Le pin, la pierre

Contribution PRENDRE #7 | l’arbre, la pierre et Gilles Clément

La graine oubliée par un oiseau ou un écureuil a fait germer, au milieu des rails oxydés, un pin. Triple tronc sur coussin doré d’épines, il se dresse sur la ligne de fuite oubliée. Il vit là, bruisse à la tramontane et au mistral, frotte ses rejetons frêles, ses ramilles frémissantes, ondoie d’un houppier en mandorle. L’acier a perdu la bataille. L’arbre s’enracine, affirmant toujours plus sa châtellenie de haute futaie. Il vient venger les traverses sciées, tronçonnées, dégauchies, cerclées d’acier (pour le cas où leur viendrait l’idée de se fendre ou pire, de s’échapper). Sauvage poteau télégraphique, il relaie le signal de sa puissance végétative et discrètement surréaliste.

Non loin, la gousse noire veinée de vert pâle est entaillée d’un coup de lame.

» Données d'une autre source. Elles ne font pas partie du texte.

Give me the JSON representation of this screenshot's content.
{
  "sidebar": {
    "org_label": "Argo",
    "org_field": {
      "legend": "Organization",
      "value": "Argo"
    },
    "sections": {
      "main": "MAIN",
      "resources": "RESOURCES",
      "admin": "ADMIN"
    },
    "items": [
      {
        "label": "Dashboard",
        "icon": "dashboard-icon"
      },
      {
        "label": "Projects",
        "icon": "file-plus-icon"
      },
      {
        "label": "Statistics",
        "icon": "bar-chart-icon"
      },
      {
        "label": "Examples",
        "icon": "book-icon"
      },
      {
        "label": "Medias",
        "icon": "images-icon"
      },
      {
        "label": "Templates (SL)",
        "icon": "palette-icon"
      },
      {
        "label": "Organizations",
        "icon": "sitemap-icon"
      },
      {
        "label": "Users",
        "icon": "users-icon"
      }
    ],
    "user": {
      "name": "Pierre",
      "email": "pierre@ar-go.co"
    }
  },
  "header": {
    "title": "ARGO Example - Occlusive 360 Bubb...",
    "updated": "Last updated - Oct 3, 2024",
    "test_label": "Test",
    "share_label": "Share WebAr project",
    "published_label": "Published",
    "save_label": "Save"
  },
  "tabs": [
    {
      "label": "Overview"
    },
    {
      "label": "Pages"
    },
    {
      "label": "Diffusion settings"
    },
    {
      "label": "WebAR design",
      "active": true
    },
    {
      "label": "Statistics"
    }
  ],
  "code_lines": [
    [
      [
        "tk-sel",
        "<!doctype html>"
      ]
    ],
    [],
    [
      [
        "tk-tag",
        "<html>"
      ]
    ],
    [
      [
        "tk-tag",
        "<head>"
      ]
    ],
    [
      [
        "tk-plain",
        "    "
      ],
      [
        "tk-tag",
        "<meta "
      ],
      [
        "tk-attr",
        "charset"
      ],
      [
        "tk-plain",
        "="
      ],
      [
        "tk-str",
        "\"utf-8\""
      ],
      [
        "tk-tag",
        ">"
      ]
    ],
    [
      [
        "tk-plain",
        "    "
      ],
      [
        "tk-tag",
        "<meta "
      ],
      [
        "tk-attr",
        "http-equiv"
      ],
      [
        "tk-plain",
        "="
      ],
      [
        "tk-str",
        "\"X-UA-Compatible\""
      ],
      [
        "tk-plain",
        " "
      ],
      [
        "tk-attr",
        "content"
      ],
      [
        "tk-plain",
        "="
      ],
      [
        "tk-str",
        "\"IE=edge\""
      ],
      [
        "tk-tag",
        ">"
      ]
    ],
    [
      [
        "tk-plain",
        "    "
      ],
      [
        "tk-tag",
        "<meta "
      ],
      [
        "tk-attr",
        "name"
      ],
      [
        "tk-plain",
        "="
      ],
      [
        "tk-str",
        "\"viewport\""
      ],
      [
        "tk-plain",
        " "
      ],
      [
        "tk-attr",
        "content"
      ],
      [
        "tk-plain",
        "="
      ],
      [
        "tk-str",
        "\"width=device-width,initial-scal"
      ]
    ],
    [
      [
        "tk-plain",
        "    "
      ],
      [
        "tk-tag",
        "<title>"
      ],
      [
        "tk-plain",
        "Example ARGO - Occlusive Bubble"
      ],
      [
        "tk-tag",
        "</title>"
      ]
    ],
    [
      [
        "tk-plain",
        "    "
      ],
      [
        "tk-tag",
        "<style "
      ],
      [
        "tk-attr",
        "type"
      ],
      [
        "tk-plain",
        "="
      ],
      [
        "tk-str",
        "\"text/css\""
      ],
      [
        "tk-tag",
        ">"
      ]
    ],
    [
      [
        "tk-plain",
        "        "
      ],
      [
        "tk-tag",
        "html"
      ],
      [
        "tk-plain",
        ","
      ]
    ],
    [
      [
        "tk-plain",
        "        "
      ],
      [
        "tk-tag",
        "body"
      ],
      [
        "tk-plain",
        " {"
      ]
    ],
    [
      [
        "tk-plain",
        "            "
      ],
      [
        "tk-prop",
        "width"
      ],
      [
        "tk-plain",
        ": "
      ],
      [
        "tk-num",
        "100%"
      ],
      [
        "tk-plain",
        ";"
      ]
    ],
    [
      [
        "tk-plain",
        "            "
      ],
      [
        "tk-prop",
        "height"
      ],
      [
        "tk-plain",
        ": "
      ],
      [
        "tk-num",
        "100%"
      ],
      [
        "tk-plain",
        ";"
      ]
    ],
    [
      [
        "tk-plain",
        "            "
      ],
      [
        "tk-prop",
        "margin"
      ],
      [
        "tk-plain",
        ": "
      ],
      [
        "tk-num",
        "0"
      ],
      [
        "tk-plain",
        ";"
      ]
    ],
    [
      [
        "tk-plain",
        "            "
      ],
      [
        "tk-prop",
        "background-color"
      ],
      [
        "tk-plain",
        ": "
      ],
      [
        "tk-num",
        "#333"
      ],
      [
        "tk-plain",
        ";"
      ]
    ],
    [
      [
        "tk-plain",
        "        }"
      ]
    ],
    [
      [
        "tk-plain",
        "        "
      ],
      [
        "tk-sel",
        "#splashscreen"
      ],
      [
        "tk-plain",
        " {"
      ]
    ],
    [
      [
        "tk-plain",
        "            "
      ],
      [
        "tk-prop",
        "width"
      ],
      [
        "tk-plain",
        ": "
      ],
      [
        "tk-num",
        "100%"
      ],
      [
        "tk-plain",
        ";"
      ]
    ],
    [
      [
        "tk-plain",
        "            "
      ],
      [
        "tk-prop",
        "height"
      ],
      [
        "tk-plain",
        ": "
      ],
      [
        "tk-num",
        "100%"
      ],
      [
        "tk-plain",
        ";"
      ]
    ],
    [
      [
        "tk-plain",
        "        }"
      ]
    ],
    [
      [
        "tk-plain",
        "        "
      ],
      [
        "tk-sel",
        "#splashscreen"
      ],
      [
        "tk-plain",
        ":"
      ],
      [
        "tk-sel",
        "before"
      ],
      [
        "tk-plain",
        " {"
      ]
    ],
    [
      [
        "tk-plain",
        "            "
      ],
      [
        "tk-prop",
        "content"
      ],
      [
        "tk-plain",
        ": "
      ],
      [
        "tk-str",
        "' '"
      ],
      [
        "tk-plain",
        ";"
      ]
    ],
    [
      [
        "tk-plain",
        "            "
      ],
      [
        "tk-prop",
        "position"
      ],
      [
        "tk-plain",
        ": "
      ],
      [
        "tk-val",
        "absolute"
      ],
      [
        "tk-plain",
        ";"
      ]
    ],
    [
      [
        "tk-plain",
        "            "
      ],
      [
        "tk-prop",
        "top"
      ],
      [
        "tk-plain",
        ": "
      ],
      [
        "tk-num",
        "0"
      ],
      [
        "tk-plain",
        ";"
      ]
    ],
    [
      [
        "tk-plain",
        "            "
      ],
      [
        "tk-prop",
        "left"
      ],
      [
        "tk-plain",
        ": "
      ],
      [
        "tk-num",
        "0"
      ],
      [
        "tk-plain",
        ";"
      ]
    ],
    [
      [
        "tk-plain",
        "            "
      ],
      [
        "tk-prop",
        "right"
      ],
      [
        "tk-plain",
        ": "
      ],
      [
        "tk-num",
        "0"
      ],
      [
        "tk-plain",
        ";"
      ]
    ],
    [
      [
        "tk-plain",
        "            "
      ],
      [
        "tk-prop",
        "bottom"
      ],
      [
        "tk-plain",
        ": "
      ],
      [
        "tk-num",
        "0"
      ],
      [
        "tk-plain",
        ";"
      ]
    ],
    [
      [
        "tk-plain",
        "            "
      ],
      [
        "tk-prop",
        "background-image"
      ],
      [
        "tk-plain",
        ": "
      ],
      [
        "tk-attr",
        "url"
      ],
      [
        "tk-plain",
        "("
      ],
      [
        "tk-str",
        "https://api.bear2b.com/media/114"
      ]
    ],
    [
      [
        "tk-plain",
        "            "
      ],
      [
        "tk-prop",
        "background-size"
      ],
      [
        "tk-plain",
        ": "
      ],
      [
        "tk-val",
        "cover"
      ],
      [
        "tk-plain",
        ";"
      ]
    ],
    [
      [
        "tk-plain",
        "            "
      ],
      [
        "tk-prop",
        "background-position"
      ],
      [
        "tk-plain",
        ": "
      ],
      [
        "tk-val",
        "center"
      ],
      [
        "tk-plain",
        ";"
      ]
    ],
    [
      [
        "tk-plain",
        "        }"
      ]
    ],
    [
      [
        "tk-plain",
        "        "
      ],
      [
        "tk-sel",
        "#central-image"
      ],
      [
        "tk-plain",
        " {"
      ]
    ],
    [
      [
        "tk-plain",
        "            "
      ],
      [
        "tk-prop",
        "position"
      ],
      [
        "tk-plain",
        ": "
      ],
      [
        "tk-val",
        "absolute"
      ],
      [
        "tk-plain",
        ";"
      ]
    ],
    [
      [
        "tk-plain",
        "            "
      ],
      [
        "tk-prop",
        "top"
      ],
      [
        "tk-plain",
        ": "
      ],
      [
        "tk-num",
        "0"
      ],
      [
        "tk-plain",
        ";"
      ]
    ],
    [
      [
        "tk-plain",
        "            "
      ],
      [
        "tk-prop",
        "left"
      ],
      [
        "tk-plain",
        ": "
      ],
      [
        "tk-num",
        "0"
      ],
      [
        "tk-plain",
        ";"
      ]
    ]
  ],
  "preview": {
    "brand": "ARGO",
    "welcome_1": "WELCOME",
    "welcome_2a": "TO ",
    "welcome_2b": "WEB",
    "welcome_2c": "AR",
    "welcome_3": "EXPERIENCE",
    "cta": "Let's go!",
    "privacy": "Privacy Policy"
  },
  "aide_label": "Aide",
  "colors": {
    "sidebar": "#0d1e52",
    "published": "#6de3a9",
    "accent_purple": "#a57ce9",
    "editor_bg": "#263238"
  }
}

Sous le dur tégument noir brille l’or d’une gaine protectrice. L’échancrure n’a pas touché l’âme du câble. Pourtant le coup est fatal. Voir le cœur du câble fendu signe son abandon sur la voie ferrée. Sous le rail, la lente pousse racinaire étend le domaine de l’arbre. Viendra l’heure où la gousse noire décomposée dénudera l’âme en un petit tas pulvérulent, dans l’ombre grandie du pin.

Du ballast monte le parfum de pierre chaude. La voie lestée scintille de minéraux concassés. Ils attendaient le calme entre deux trains pour se tasser, rouler de quelques degrés, frotter entre eux leurs arêtes. Lourde était la charge à supporter quand le convoi passait. Ils se figeaient alors, pétrifiés à l’idée de faillir à leur tâche. Ils s’empilaient au mieux, limitaient les terribles vibrations. Le reste du temps, ils se chauffaient au soleil, s’opposaient aux radicelles invasives. L’un d’eux parfois vagabondait en bas de la plate-forme. Le jeu consistait toujours à s’ajuster ensemble, eux les milliers de polyèdres, pour adopter la plus parfaite immobilité.